Элизабет прикрыла глаза и сразу как наяву увидела эту сцену: потеки воска и мерцающий свет, коридоры, двери и скрывающиеся во тьме углы. Все такое же реальное, как в ее снах, но в основном она слышала голос девушки, обрывки слов и молитвы – то, как та умоляла Господа помочь ей, ну пожалуйста!
– Где находились в тот момент братья Монро?
– Не знаю. – Элизабет откашлялась. – Там были и другие помещения.

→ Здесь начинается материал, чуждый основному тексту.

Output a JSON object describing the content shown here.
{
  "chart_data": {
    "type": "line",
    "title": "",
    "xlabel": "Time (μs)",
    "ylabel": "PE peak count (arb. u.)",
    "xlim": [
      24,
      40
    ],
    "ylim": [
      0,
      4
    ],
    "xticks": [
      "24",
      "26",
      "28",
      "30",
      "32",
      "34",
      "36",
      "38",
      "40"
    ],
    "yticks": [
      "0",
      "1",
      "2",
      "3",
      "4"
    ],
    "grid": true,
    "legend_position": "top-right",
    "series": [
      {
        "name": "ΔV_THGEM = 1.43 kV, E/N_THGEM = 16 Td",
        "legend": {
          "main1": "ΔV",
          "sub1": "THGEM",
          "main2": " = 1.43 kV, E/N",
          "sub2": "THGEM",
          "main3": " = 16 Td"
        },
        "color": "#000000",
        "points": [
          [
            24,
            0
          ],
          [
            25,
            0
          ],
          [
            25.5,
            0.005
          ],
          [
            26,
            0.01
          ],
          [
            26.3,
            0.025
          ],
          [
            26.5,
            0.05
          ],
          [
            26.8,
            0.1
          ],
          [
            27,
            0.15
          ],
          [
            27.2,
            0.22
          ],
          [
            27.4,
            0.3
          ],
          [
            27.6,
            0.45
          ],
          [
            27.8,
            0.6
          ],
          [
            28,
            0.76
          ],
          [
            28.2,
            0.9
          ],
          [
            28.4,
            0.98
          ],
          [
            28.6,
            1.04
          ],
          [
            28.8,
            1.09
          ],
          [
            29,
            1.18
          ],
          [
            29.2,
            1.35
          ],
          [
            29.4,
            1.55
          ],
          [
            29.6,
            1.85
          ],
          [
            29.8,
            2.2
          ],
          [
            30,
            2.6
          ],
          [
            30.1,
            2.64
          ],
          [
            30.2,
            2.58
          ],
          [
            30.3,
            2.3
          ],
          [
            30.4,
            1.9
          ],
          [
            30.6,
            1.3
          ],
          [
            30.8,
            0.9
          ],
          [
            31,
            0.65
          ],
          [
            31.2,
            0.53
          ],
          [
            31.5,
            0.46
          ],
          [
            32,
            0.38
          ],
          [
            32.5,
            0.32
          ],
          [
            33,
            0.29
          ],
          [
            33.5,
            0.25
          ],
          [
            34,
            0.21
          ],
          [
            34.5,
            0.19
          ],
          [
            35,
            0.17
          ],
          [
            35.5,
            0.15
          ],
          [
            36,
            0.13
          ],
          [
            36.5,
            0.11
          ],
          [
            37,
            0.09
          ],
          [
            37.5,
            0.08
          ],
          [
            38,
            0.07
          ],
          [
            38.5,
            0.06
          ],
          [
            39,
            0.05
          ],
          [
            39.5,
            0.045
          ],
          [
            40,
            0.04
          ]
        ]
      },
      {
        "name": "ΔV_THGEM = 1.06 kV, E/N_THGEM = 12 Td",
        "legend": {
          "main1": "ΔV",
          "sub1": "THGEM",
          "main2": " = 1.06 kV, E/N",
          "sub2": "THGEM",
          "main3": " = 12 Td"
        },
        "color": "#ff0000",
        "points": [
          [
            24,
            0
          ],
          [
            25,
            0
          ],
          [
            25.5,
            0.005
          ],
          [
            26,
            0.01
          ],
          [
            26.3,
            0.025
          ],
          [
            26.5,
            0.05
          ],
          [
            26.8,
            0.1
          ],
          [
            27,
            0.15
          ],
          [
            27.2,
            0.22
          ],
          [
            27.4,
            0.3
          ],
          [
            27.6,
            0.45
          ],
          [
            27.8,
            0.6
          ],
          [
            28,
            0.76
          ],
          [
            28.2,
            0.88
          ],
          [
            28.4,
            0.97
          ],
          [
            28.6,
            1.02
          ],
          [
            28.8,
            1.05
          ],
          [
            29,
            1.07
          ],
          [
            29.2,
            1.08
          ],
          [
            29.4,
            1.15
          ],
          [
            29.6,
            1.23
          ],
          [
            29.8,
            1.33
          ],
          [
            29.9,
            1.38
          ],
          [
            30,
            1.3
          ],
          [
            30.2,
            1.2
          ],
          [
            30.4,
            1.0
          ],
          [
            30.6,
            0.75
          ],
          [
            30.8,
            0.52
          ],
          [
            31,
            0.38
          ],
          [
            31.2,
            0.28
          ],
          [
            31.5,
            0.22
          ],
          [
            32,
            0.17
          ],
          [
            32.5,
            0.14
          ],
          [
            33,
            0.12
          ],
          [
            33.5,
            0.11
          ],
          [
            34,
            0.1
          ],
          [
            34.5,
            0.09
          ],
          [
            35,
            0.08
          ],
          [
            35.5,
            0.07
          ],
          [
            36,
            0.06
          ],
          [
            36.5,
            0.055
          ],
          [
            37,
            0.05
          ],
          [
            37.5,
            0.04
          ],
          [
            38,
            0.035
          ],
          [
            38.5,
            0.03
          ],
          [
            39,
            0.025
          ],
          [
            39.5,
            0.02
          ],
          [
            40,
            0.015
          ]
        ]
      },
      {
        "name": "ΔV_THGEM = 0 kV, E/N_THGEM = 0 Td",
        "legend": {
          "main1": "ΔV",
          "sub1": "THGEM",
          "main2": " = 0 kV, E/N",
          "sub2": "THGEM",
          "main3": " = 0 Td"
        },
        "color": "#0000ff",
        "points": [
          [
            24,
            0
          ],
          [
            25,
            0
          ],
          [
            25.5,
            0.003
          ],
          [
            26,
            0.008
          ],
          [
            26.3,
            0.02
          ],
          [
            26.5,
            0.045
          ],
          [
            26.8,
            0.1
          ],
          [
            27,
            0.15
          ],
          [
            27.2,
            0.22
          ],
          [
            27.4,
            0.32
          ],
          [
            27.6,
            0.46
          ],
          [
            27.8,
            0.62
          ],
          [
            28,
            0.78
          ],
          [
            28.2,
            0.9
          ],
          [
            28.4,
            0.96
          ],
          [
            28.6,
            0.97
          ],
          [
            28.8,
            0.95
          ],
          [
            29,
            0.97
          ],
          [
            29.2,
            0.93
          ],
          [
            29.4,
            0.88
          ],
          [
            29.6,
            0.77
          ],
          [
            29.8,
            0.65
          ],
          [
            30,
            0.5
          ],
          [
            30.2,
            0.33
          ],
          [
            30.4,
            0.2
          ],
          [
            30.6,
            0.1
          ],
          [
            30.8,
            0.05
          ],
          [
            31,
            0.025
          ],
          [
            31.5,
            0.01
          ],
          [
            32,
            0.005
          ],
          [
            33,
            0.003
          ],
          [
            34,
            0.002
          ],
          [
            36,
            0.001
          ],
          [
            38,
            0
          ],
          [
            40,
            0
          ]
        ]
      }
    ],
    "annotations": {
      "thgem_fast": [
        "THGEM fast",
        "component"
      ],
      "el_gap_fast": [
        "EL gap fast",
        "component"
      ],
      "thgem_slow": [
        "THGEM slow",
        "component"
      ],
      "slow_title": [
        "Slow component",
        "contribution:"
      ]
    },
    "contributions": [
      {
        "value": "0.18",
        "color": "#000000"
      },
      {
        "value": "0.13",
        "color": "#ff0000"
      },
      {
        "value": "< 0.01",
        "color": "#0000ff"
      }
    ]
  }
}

– А ребенок? – Марш подтолкнул вперед одну из фотографий. На ней был изображен матрас с брошенным на него мотком проволоки. Элизабет опять заморгала, но комната вокруг нее оставалась размытой. Только фотография была в фокусе. Матрас. Воспоминания. – В каком состоянии была Ченнинг?
– В каком? Думаю, сами можете представить.
– Испугана, естественно. – Он ткнул пальцем в матрас на фотографии. – Привязана к матрасу проволокой. Обнаженная. Одна.
Марш убрал снимок, потом прикоснулся к двум другим, изображающим мертвых людей – тела причудливо изогнуты, изломаны, раскрошены пулями.
– Вот эти интересуют меня больше всего. – Он придвинул снимки поближе к ней. – В особенности места попадания пуль. – Марш коснулся сначала одного изображенного на фото человека, а потом другого. – Оба колена прострелены. – Вперед двинулся увеличенный снимок раздробленных коленей. – Многочисленные попадания в пах. И опять-таки у обоих.
Очередной увеличенный снимок ширкнул по столу – фото, сделанное в ходе вскрытия, жестокое и яркое.
– Вы пытали этих людей, детектив Блэк?
По лакированному дереву скользнула еще одна фотография.
– Титус Монро. Прострелены оба колена и оба локтевых сустава.
– Не намеренно.
– Но весьма болезненно. Хотя и не смертельно.
Элизабет сглотнула, ощущая, как кружится голова. Марш это заметил.
– Прошу вас посмотреть на каждую из фотографий.
– Я их уже видела.
– Это не случайные повреждения, детектив.